Adriana BernalAprendí a e escribir, es decir, a combinar vocales y consonantes desde los cuatro años. No hay un recuerdo confiable de en qué momento decidí que quería escribir ni de si alguien de mi familia tiene “mi primer texto”, el cual, casi estoy segura, habrá sido una tarea escolar. Lo que recuerdan los más cercanos, es que era yo muy metiche. Que preguntaba los por qué de “todo”, exigía detalles y opinaba de tal o cual cosa en las sobremesas familiares. Me enseñaron a dudar salvo de mi duda. A preguntar, a investigar. A leer. Así me explico mi placer por la lectura y la escritura. Por la palabra, la ortografía y la ficción. Sin embargo, lo que más placer me da es intercambiar palabras con los demás. Entrevistar es mi fascinación. Leer, uno de los actos más sublimes. Me gusta leer a los otros. A tantos otros, en tanto genérico y más a allá del género.

Desde los 15 años, digámoslo más formalmente, comencé a leer y dialogar con los libros por placer. Imaginé, mucho tiempo, charlas con los autores, grandes conversaciones, partiendo del supuesto infantil de que los conocía por haber leído ese libro que tenía entre mis manos. Suponía, también, que al leer descubría quién se “escondía” tras esas palabras. Crecí en un mundo imaginario sintiéndome a salvo.

Los años pasaron y crecí acompañada de libros. De autores. De historias. Unas me importaban más que otras. Hacia 1997, conocí a Mario González Suárez y otra perspectiva literaria fue encaminándome, primero a la escritura, después a la Escuela de Escritores de Sogem y más tarde al periodismo cultural. Entonces, el siguiente paso fue la licenciatura en periodismo y el taller literario con Daniel Sada, quien siempre me decía, “cuenta, cuenta, cuenta”. Pero volé. Muchos años, también, desaparecí de los talleres literarios, hasta ahora que he vuelto a la discusión colectiva, en uno de ellos, con la queridísima Beatriz Rivas.

Los cursos y transcursos de la vida, son curiosos. Mientras estudiaba la carrera de periodismo, una tarde, por interpósita persona, dos amigos entrañables me llevaron, casi de la mano hacia la redacción del “viejo” Excélsior (es decir, de aquél que aún no compraban los Vazquez Raña) para charlar, con muchos nervios, con Miguel Barberena, en ese entonces (y hasta que nos suspendieron el suplemento) el director del Suplemento Cultural Arena, el cual se insertaba en el diario todos los domingos. Tres semanas después de aquel encuentro, me publicaron mi primera entrevista en el suplemento.La madrina: Carmen Boullosa por su libro “De un salto descabalga la reina”, editado por Random House Mondadori. Y esta experiencia es una bella historia personal, perdono la voy a narrar ahora.
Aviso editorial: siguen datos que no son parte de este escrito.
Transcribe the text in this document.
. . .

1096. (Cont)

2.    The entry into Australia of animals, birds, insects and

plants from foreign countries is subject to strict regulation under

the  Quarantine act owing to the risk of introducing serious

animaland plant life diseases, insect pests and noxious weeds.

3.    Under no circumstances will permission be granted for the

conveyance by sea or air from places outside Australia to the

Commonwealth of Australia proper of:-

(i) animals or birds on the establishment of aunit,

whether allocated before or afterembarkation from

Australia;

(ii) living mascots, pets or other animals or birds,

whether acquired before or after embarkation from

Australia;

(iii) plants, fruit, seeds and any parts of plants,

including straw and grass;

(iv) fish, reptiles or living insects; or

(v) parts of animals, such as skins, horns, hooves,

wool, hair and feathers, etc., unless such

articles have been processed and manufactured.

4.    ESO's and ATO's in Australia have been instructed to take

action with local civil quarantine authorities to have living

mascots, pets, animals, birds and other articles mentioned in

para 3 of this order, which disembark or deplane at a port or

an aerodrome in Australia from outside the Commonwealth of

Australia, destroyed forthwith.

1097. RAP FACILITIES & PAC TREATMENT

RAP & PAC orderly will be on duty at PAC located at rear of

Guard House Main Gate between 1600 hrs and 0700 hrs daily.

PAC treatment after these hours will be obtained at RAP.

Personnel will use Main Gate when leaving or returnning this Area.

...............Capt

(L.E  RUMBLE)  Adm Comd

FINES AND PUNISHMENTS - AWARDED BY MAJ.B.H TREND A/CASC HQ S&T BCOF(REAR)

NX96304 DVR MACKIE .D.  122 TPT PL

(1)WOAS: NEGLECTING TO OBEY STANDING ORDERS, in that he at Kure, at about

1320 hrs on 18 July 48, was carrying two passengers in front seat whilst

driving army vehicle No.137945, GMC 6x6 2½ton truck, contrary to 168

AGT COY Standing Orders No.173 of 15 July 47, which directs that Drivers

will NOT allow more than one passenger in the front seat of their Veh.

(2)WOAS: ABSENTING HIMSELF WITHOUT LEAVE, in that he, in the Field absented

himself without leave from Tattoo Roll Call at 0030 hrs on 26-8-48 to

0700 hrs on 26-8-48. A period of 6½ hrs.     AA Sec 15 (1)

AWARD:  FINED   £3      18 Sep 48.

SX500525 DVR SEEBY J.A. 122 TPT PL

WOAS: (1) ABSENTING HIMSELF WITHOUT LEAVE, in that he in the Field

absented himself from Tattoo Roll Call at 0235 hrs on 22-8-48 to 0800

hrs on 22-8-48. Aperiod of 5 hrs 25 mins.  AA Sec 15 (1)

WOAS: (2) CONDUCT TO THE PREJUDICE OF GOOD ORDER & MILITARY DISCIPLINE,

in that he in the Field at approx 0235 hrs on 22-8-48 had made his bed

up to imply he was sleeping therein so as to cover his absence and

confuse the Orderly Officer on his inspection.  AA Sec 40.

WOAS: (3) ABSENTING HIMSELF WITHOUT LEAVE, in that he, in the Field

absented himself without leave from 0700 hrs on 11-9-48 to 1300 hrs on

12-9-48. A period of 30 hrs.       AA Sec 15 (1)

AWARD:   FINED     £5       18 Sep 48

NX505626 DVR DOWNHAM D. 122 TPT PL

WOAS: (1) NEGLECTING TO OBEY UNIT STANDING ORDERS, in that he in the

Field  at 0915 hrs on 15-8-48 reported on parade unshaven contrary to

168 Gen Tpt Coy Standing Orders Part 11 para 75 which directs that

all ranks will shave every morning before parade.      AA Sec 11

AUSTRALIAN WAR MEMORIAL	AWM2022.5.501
Desde entonces, he platicado con muchísimos autores y publicado en diversos medios. En Arena, lo hice durante cuatro años y, una selección de ellas, me valió el Premio Nacional de Periodismo José Pagés Llergo en 2003. Poco a poco, la situación personal, más que la del periodismo cultural, me han llevado por distintos senderos. Sin embargo, defraudar una pasión es defraudarse a sí mismo y el corazón va apagándose. Aun cuando esporádicamente he publicado en varios diarios y revistas, decidí crear, hace unos años, un blog: entreversiones.net e incursionar en “la onda blogger”. Sin deadline, sin censura, sin límite de caracteres. Traté de que hubiera rigor, al menos el mío. Y creció el blog y la vida me volvió a aplastar. Y me perdí un tiempo. Pero las alas tienden a abrirse apenas las acercas al viento.

Así surge ahora este sitio que al tiempo que da cuenta, abre puertas al diálogo. A otras visiones, versiones y entornos. Pasado y presente confluyen. Intento que sea tanto un conservatorio con los demás como un encuentro literario con los cibernautas. Una visión personalísima del mundo que me conforma, me deleita, me enriquece y que a ratos me duele y sí, adivinaron, siento que me aplasta.